By David Torough, Abuja
In a renewed push to meet its OPEC production quota and 2025 budgetary targets, the Federal Government yesterday declared an end to the era where oil companies acquire field licenses and leave them dormant.
The government warned that it would no longer tolerate operators lacking the technical and financial capacity to develop oil fields, stressing that such licenses would be withdrawn.
Minister of State for Petroleum Resources (Oil), Senator Heineken Lokpobiri issued the warning at the ongoing 2025 Nigeria Oil and Gas Energy Week in Abuja.
Lokpobiri said the government was determined to maximize oil production by ensuring that only serious investors retain access to Nigeria’s hydrocarbon resources.
The conference had the theme: “Accelerating Energy Progress Through Investment, Global Partnerships and Innovation”.
Lokobiri stated that, “In our ongoing drive to boost national oil production, the Federal Government remains resolute in ensuring that maximum value is derived from upstream assets currently held by operators.
“This objective has taken on greater urgency as global financing for oil and gas projects continues to tighten, making it increasingly difficult for all operators to secure the capital needed to develop these assets.
“It is no longer acceptable for critical national resources to remain in the hands of companies that lack the technical or financial capacity to optimize them or worse, those who use such licenses merely as a lever to access scarce capital, only to divert it to unrelated ventures.
“Our oil and gas industry has witnessed far too many cautionary tales of this nature, and we must now draw a clear line”.
He said the government has engaged an international consultant to evaluate the 273 fees and rates faced by oil companies in the country to align them with international best practices.
Also, the Minister of State Petroleum Resources (Gas), Ekperikpe Ekpo said Nigeria had proven gas reserves of over 200 trillion cubic feet, yet value would only be created when resources were developed and utilised.
Ekpo said that through the Decade of Gas initiative, the country was focused on translating its vast gas wealth into tangible socio-economic benefits.
This, he said, included driving industrialisation, expanding power generation, increasing domestic Liquefied Petroleum Gas (LPG) usage, deepening gas-to-transport adoption, and growing gas export capacity.
Group Chief Executive Officer of NNPC Ltd, Engr. Bashir Bayo Ojulari disclosed that the Ajaokuta-Kaduna-Kano (AKK) Gas Pipeline has successfully crossed the River Niger, boosting the hope of the project’s completion by Q4 2025.
Ojulari, who described the development as a significant milestone, said the feat was achieved through effective and innovative contract reengineering and industry collaboration.

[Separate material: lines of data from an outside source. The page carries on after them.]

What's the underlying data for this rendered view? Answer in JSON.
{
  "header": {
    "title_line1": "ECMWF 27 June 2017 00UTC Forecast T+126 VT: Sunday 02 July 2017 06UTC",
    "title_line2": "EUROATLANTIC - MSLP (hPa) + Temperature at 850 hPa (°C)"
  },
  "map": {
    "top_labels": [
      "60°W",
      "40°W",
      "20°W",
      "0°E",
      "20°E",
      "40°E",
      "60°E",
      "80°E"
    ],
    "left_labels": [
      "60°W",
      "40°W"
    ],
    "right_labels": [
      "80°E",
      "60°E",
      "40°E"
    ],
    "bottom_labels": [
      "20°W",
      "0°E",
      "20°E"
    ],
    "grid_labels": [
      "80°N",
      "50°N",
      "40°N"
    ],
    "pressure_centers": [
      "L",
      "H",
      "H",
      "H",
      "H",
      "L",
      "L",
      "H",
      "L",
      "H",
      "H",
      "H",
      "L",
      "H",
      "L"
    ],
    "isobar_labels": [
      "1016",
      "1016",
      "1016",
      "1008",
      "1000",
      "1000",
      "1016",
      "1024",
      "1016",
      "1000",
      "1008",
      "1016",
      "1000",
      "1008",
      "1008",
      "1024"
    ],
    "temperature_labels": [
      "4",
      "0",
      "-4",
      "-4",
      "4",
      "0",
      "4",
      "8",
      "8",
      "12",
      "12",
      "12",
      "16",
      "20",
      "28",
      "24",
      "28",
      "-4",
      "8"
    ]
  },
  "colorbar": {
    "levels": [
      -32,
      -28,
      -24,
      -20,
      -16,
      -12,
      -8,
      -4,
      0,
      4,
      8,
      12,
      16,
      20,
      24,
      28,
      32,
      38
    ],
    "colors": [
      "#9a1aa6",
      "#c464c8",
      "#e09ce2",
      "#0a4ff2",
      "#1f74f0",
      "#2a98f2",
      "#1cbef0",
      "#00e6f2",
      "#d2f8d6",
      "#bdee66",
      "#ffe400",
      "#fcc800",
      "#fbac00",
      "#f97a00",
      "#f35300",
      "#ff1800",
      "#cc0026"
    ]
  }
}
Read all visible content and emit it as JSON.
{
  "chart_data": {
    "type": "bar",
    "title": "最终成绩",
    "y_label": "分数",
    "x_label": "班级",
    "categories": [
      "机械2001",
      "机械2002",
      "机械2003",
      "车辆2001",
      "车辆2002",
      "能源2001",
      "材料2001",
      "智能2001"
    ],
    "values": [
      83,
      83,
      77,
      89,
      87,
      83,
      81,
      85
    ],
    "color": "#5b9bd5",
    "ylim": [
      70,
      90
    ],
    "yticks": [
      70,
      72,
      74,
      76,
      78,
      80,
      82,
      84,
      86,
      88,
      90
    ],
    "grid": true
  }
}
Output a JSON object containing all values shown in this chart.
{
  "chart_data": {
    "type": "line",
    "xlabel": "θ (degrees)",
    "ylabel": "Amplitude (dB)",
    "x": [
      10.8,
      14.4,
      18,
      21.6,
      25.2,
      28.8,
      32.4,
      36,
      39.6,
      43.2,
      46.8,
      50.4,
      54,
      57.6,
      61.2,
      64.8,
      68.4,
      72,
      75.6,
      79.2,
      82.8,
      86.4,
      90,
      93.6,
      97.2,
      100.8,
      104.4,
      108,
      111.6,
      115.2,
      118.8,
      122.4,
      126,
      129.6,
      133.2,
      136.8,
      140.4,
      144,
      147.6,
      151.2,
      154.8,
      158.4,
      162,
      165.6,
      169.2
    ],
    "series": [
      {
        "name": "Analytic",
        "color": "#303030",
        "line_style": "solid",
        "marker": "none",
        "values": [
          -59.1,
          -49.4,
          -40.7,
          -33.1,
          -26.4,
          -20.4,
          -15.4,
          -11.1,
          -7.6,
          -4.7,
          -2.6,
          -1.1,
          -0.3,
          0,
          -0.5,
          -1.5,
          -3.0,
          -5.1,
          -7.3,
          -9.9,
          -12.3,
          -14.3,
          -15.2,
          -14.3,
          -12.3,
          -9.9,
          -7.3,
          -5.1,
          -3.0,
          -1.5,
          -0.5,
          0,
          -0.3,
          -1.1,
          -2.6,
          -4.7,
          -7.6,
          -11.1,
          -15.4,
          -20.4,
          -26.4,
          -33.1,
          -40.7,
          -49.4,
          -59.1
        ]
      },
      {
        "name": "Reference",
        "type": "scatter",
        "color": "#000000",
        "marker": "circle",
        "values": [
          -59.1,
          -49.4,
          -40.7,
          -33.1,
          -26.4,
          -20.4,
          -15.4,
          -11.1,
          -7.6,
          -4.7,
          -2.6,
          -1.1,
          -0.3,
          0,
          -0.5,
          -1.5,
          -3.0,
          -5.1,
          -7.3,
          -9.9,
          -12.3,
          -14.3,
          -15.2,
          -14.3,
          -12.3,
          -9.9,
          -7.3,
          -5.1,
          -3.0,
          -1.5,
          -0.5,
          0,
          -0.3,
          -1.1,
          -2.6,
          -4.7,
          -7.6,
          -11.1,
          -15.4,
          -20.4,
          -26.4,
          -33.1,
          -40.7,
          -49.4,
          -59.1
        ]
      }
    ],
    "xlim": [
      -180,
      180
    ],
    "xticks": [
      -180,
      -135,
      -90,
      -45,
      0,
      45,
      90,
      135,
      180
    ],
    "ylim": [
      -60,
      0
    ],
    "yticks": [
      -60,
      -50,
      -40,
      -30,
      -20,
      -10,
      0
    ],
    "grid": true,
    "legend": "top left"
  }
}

He also disclosed that for the first time in a long while, the nation enjoyed 100% crude oil pipelines availability throughout June 2025.
He said the feat which was possible through the industry-wide security interventions led by the NNPC helped to boost crude oil production.
He however called for more investments to boost production, adding that NNPC Ltd has been able to turn the narrative around by consistently meeting its cash-call obligations to Joint Venture operations.
He said the Petroleum Industry Act (PIA) has placed NNPC Ltd in a good position to live up to its responsibility of leading the industry in financing projects.